7th May 2018
In order to identify possible Cuckoo strongholds, and inform conservation measures, we first need to build up a good understanding of the current local distributions of Cuckoos. So we would like to collect as many Cuckoo sightings in Devon as possible, from Devon Birds members and the general public, for our live map below.
If you see (or hear) a Cuckoo in Devon, please use the form on the right to report the OS grid reference (e.g. SX600700), location, date, number seen/heard and any comments (e.g. two males calling in same area at Hangerdown) plus your name and email address for our records. Items on the form in bold text must be entered, others are optional.
Don’t know the grid reference? Try the UK Grid Reference Finder. Or if you have a smartphone, search your App Store for apps to give you the grid reference for your current location.
We especially encourage records of:
Cuckoos on remote Dartmoor sites – In previous years, most Cuckoos were reported from areas close to roads. To build up a comprehensive map of Dartmoor Cuckoos, we especially encourage sightings from Cuckoos heard or seen at more remote locations.

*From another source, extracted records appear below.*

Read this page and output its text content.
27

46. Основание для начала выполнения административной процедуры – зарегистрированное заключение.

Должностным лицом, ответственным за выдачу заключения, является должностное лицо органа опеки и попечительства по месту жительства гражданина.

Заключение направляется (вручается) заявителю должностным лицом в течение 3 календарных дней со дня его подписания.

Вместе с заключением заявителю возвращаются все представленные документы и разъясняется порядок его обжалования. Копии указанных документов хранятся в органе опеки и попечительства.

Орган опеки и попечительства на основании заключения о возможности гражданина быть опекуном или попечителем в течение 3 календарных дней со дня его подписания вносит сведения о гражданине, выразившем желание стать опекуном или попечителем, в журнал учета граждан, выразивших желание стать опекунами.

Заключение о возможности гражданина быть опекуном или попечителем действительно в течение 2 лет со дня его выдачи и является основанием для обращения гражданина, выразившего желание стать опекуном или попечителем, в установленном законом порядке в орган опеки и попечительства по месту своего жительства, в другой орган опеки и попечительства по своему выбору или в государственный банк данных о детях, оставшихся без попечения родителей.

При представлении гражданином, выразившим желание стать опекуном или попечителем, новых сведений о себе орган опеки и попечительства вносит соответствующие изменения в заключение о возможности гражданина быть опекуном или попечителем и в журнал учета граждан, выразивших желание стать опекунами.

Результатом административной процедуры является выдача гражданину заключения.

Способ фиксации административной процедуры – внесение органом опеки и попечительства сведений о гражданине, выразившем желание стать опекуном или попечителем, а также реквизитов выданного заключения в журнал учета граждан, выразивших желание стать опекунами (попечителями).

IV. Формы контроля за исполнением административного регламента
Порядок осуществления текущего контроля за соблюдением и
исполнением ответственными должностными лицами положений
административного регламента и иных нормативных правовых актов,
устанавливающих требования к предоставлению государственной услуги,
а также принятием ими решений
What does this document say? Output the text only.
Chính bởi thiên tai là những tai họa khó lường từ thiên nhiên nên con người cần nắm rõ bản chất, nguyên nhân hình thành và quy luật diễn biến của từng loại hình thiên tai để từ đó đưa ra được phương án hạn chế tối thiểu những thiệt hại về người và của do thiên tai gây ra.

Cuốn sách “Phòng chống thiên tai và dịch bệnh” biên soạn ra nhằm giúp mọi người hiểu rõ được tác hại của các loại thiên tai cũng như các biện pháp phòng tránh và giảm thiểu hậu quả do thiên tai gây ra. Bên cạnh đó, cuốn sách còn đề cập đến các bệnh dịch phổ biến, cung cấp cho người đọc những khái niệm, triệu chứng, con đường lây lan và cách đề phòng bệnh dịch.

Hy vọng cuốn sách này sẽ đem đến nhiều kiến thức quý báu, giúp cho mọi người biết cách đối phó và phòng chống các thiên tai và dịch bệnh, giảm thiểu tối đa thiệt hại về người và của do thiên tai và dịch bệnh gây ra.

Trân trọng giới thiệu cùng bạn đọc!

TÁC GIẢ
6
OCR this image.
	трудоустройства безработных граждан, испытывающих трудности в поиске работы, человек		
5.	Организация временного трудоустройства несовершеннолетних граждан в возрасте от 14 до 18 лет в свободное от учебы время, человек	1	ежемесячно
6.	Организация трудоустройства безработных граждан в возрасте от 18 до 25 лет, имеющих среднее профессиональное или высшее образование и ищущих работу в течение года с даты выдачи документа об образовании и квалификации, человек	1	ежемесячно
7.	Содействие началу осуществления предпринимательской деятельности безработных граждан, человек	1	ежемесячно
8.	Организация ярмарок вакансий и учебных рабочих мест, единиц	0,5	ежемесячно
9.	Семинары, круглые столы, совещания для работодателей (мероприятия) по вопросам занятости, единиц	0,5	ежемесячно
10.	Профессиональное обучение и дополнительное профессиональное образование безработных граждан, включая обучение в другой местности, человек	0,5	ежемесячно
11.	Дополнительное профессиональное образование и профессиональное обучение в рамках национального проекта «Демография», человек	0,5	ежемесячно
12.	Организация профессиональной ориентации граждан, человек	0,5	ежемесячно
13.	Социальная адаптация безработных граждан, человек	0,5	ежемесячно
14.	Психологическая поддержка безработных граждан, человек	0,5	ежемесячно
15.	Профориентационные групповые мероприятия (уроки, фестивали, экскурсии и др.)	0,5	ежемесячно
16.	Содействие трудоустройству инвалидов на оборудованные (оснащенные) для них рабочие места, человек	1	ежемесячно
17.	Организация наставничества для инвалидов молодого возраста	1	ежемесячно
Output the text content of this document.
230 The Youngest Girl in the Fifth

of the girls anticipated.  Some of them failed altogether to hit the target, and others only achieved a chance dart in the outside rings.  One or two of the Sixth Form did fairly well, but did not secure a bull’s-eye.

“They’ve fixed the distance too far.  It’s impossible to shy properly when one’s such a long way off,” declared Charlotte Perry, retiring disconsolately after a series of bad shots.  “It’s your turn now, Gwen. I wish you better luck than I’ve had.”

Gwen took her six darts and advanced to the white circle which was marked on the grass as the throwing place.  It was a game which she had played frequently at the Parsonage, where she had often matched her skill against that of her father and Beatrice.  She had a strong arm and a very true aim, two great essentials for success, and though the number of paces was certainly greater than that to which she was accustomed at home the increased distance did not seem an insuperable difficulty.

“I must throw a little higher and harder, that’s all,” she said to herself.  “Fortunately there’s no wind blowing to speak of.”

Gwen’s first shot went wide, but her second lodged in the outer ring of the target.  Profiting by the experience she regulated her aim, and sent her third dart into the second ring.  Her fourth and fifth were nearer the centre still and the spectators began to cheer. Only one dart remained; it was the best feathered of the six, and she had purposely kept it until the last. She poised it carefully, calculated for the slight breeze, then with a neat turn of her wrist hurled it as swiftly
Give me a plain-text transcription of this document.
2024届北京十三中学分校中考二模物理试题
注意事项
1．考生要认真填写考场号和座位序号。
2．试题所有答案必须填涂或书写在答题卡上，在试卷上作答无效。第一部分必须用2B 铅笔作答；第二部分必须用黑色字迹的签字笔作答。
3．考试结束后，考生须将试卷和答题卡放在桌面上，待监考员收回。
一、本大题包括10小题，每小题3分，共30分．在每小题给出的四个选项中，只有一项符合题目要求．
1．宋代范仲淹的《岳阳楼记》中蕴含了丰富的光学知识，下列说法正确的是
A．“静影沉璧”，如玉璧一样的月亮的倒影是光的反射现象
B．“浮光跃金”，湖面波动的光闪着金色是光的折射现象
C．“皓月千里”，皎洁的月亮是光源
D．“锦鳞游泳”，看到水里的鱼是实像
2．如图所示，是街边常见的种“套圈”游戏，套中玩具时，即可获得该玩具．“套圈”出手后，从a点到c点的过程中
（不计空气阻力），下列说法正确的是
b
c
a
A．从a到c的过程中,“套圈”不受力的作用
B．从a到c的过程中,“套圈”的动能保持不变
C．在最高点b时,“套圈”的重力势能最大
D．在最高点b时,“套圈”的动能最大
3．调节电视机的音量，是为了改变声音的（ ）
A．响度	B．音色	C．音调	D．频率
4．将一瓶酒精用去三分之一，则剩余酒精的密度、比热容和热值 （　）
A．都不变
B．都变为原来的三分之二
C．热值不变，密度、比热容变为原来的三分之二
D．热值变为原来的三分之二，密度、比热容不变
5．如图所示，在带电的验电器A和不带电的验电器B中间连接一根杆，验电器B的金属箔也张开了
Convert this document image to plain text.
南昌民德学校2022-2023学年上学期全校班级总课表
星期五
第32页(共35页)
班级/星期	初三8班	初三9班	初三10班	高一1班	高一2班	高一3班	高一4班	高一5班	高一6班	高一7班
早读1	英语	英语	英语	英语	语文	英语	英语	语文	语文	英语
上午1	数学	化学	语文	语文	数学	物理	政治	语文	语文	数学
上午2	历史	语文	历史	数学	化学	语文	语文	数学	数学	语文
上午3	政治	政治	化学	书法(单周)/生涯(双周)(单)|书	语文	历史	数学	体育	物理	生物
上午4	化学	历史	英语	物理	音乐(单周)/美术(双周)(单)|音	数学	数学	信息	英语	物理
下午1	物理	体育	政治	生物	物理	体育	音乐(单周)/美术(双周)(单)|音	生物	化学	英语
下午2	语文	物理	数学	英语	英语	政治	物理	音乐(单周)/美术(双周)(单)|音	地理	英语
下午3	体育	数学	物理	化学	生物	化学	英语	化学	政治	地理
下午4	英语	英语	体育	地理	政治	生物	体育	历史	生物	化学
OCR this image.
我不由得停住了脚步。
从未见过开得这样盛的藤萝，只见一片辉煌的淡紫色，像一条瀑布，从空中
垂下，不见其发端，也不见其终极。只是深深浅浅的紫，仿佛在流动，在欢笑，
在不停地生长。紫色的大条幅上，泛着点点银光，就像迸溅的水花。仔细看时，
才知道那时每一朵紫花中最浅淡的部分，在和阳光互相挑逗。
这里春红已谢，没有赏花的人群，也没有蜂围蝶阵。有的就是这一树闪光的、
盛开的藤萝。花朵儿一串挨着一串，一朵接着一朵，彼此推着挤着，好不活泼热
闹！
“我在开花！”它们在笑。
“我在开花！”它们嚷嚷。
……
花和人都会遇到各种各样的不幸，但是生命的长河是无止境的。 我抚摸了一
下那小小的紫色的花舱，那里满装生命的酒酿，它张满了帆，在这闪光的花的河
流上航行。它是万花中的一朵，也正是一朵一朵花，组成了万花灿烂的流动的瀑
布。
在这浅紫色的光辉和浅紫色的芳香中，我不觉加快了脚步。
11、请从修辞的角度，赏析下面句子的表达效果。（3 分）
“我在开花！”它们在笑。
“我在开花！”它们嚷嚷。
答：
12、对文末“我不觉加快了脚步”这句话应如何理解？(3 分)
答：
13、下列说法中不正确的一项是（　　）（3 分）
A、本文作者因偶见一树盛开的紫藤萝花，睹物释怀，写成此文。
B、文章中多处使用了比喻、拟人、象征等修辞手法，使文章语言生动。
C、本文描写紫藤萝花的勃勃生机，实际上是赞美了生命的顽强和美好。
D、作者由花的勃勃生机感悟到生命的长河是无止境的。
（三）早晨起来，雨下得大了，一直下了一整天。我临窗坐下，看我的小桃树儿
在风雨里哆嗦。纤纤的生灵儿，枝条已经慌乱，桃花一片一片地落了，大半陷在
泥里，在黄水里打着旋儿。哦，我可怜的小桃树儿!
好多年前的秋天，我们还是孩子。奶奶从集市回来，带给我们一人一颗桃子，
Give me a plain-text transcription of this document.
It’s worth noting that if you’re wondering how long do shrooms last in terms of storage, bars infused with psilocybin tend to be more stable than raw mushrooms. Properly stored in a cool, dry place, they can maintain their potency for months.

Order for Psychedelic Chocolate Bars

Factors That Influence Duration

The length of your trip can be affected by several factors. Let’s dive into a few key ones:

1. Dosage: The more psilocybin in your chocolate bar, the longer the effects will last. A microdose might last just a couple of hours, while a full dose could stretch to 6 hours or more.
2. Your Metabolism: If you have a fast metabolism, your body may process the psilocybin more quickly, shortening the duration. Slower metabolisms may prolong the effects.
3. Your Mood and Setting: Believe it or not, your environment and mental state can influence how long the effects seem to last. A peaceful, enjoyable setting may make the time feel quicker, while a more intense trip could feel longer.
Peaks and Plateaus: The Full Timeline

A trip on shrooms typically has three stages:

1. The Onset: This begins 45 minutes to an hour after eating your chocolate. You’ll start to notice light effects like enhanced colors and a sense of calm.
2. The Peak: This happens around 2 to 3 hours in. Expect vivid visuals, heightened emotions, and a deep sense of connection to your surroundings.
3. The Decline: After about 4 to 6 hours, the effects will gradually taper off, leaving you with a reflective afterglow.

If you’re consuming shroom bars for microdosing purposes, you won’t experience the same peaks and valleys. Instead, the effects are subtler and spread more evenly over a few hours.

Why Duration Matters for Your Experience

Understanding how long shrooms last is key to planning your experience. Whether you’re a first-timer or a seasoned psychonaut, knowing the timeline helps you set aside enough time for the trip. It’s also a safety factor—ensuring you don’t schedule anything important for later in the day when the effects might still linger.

Cuckoos outside Dartmoor National Park – Cuckoos are declining much faster in Lowland areas. Any information on Cuckoo soundings or sightings outside Dartmoor would be extremely valuable. We encourage people to look out for Cuckoos across all of Devon.
Cuckoos seen – Most submitted records are from people that heard a Cuckoo calling. If you have seen a Cuckoo, please record this and any other interesting information. This helps us in making better use of the data.
Juvenile Cuckoos – We are especially interested in finding out where Cuckoos might be breeding. If you are confident you have seen a juvenile Cuckoo, please provide a detailed description of your sighting in the Additional Details box.
Submit a Cuckoo Sighting
Please go to www.devonbirds.org where there is a form for submission
About This Initiative
This was set up in 2014 as part of a collaboration between Devon Birds, the University of Exeter and the Dartmoor National Park Authority.
Cuckoos in the UK have shown severe population declines; the State of the UK’s Birds 2015 report shows a decline of 46% since the mid 1990’s. In order to protect the species, it is essential to understand its ecological requirements on both a global and local scale.
Our Cuckoo sightings project aims to identify local hotspots to help build a better picture of habitat requirements and Cuckoo strongholds across Devon.
Although all sightings contribute to a better understanding of local Cuckoo distributions, we are particularly interested in sightings of female and juvenile Cuckoos, as this can help us identify breeding sites of particular conservation importance.
We would also like to encourage people to look out for Cuckoos outside of Dartmoor National Park and at remote Dartmoor sites away from main roads, as fewer data are available from such areas.
Over the last four years, we have collected over 2,500 records of Cuckoos seen and heard across Devon. This year we hope to further expand this valuable dataset by encouraging the public to continue submitting their sightings.